Al-Husayn was a Musawid, a descendant of the Shi'a imam, Musa al-Kazim (d. 799). He had three sons: Abu Muhammad al-Qasim, Abu'l-Qasim Ali, known as al-Sharif al-Murtada, and Abu'l-Hasan Muhammad, better known as al-Sharif al-Radi.

Al-Husayn was the first member of his family to be appointed as dean of the Alids (naqib al-ashraf) by the Buyid emir of Iraq, Mu'izz al-Dawla, on 7 June 965. The post also entailed the supervision of the Hajj pilgrim caravans, until 970, when it returned to the responsibility of the Banu Yahya family of Kufa.

As descendants of Musa, al-Husayn and his family were Twelver Shi'a, which caused reactions among some of the Alids, accustomed to be led by a member of the Hasanid line; as a result, some Alids refused to recognize his authority and asked to be exempted from it. Al-Husayn established a good and close relationship with the new emir, Izz al-Dawla, who kept him in office and assigned him in 968/9 to mediate between the Hamdanid emir of Mosul, Abu Taghlib, and his younger half-brother Abu'l-Muzzafar Hamdan. After riots erupted in Baghdad in 971, al-Husayn was dismissed, but still retained the favour of Izz al-Dawla, who entrusted him with the peace negotiations with the Hamdanids in 972/3.

When Adud al-Dawla first seized Baghdad in 975, al-Husayn was restored as naqib al-ashraf in August/September, and retained by Izz al-Dawla after his return to the city, and again by Adud al-Dawla when he finally took control of Iraq in 978. More than that, al-Husayn was appointed to lead the conquest and pacification of formerly Hamdanid Upper Mesopotamia, which he successfully carried out in 978–979. Once Adud al-Dawla's position was secure, however, he did not hesitate to strike against the incumbent elites of Iraq: in August /September 979, al-Husayn was accused of embezzlement and deposed, and exiled along with his brother, Ahmad, to Fars. The Zaydi-leaning Alid Muhammad ibn Umar, and the chief qadi and friend of al-Husayn, Ibn Ma'ruf, also fell victim to this purge, and were banished to Fars. The exiles were released from confinement after the death of Adud al-Dawla in 983, but remained in exile in Fars until 987, when the Buyid emir of Fars, Sharaf al-Dawla, also seized control of Iraq.
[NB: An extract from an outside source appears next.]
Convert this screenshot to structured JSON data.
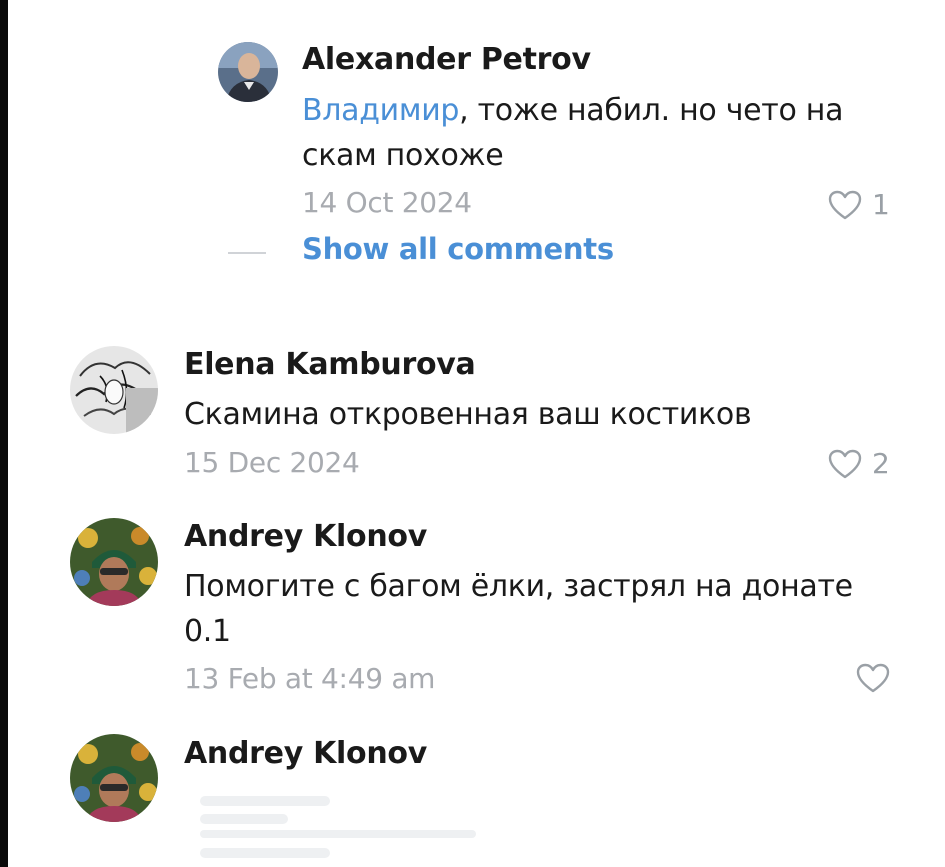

The 12th-century historian Ibn al-Jawzi claims that al-Husayn was reappointed as naqib al-ashraf, until he resigned in September 989 due to illness, but this is not corroborated in other sources.
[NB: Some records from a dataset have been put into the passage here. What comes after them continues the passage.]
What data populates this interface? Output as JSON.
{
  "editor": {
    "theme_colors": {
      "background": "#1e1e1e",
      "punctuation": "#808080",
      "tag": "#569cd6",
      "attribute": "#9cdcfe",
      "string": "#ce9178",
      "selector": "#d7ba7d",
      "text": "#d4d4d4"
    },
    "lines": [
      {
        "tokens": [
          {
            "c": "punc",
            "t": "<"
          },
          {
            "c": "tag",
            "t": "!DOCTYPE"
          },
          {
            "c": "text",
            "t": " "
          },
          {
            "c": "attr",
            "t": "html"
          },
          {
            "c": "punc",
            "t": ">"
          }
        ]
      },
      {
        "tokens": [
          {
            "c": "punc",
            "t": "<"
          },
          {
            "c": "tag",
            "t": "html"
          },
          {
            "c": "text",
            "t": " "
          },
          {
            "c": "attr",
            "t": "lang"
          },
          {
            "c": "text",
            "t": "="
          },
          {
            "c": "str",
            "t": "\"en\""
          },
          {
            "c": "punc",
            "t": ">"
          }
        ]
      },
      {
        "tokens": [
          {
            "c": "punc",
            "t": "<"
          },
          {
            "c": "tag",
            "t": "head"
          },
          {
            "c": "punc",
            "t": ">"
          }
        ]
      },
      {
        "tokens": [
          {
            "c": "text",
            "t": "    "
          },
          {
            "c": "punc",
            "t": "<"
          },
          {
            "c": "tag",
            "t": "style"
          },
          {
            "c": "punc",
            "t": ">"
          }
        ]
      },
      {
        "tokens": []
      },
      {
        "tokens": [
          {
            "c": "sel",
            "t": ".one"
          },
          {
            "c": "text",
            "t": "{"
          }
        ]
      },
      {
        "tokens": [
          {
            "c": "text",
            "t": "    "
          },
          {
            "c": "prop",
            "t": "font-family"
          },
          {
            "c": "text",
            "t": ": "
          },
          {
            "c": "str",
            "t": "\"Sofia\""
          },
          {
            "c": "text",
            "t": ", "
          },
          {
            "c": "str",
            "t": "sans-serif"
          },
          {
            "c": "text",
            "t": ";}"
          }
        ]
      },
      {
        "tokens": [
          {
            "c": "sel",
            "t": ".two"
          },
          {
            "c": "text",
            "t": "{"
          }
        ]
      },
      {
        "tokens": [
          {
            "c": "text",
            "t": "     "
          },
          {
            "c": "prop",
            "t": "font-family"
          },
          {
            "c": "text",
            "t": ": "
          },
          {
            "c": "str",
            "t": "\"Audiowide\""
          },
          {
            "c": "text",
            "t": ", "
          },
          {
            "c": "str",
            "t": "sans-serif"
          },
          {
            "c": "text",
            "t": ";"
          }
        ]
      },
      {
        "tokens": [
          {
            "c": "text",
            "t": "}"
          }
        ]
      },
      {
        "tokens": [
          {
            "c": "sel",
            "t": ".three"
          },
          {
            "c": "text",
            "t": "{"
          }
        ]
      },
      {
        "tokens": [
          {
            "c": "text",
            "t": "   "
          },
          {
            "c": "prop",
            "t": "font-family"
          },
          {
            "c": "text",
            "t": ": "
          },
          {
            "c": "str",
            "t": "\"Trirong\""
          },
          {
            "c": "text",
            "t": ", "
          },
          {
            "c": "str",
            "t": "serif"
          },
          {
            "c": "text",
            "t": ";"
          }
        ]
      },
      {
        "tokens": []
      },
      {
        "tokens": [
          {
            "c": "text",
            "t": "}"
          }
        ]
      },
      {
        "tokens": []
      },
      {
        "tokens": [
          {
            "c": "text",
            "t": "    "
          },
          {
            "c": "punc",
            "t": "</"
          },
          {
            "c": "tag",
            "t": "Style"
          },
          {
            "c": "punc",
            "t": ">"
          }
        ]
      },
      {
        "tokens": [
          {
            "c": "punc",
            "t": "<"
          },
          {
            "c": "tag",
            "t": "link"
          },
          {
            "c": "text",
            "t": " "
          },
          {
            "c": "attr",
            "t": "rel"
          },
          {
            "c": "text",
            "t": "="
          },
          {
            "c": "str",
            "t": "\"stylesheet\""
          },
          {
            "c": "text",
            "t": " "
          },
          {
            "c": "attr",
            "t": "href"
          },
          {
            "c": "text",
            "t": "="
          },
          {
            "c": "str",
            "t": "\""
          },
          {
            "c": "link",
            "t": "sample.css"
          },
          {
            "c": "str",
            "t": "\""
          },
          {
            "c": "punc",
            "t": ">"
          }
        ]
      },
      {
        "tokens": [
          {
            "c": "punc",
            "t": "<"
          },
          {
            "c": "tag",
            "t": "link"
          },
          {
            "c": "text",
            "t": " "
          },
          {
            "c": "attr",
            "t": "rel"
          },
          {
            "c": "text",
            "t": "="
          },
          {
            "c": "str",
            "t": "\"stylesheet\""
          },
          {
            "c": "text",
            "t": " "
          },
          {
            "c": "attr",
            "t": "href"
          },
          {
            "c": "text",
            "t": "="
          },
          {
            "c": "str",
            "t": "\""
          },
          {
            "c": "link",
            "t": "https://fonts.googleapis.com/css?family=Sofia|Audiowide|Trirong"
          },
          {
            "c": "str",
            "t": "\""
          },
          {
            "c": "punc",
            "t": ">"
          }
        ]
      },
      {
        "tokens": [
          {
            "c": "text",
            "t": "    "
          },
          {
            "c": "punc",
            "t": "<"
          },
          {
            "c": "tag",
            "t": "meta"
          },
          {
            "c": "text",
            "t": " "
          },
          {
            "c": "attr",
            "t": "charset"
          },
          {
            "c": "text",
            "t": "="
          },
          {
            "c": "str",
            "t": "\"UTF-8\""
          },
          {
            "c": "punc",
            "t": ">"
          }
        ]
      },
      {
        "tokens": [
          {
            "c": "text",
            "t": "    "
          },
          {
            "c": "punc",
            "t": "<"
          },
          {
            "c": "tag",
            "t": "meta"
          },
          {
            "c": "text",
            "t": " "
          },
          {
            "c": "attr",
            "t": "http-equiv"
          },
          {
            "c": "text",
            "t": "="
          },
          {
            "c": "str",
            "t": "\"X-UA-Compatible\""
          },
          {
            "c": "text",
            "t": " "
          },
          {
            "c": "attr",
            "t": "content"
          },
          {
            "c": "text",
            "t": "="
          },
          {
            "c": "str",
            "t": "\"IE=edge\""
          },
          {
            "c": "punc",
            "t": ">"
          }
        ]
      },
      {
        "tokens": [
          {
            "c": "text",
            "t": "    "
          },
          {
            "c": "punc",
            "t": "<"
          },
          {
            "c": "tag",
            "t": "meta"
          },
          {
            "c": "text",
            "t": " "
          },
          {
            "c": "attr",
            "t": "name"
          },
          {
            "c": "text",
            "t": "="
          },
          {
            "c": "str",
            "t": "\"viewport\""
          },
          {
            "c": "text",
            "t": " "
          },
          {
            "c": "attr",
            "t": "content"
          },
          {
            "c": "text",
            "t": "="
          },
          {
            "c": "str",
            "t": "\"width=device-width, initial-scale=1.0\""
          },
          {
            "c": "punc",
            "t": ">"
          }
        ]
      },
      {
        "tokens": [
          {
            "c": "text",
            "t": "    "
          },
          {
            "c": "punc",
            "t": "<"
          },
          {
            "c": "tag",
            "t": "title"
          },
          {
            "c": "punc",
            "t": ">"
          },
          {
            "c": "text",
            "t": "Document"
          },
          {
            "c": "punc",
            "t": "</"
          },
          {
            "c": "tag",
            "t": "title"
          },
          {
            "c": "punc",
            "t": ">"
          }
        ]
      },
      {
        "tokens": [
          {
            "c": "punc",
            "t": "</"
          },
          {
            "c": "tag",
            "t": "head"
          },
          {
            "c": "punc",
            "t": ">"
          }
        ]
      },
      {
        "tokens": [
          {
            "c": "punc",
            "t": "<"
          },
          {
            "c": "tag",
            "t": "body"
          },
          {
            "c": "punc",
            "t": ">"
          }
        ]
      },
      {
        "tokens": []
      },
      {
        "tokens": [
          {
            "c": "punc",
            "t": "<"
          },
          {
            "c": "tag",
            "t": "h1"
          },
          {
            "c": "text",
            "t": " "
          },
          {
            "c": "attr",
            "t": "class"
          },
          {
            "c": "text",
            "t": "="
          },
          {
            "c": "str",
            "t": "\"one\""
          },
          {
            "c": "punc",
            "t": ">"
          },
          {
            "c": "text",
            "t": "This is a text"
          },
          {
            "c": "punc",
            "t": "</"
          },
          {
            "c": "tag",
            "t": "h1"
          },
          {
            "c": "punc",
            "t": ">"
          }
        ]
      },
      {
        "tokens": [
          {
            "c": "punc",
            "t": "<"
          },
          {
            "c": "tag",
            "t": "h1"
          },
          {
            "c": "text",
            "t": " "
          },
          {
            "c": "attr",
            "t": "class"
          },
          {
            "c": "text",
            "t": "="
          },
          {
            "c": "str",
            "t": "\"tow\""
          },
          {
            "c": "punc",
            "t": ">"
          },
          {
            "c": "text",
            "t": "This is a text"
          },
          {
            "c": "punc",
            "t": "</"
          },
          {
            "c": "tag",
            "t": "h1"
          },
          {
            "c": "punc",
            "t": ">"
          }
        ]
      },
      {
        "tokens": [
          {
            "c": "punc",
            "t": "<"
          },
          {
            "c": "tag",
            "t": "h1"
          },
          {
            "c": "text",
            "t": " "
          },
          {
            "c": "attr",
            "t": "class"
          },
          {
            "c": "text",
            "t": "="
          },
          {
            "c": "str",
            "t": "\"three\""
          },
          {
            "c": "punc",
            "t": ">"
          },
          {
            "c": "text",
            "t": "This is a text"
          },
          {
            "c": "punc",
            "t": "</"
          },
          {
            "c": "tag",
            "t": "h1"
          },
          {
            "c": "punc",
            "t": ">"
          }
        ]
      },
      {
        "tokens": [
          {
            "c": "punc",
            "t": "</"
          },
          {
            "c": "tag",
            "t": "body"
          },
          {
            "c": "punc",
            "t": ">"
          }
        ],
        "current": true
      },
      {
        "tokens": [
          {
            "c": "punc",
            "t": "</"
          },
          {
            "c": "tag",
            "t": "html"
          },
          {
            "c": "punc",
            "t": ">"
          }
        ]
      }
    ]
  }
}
Al-Husayn was reappointed as naqib al-ashraf by Baha al-Dawla in May/June 990. In addition he received responsibility for civil courts (mazalim). His two sons, al-Radi and al-Murtada, were appointed as his deputies. At about the same time, a fierce rivalry developed between al-Husayn and his family and the pro-Zaydi Muhammad ibn Umar, who was imprisoned in the ensuing purge. Al-Husayn was high in favour with Baha al-Dawla, who entrusted him with an embassy to the Uqaylids in 992/3, during which he was imprisoned by the Uqaylid emir Muhammad ibn al-Musayyab. In January 994 al-Husayn was the legal guardian (wali) for Baha al-Dawla's daughter during her wedding with Caliph al-Qadir. A change in government however brought another dismissal, as the new Buyid vizier, Shapur, was a partisan of Muhammad ibn Umar, whom he released from imprisonment. In December 994, al-Husayn was replaced in his offices by a Zaydi candidate.

Al-Husayn nevertheless managed to restore his standing, for by 999 he was sent by Baha al-Dawla to accompany his troops during the capture of Shiraz. In 1003/4, after the death of Muhammad ibn Umar, al-Husayn was re-appointed to his previous position. To this was now added the post of chief religious judge (qadi), but his well-known Shi'a leanings and lack of previous service as a qadi in Baghdad aroused the opposition of the Sunni populace and Caliph al-Qadir; the appointment was consequently of short duration.

Al-Husayn died in 1009/10. He was succeeded by his son al-Radi, and after the latter's death in June 1015 by another son, al-Murtada.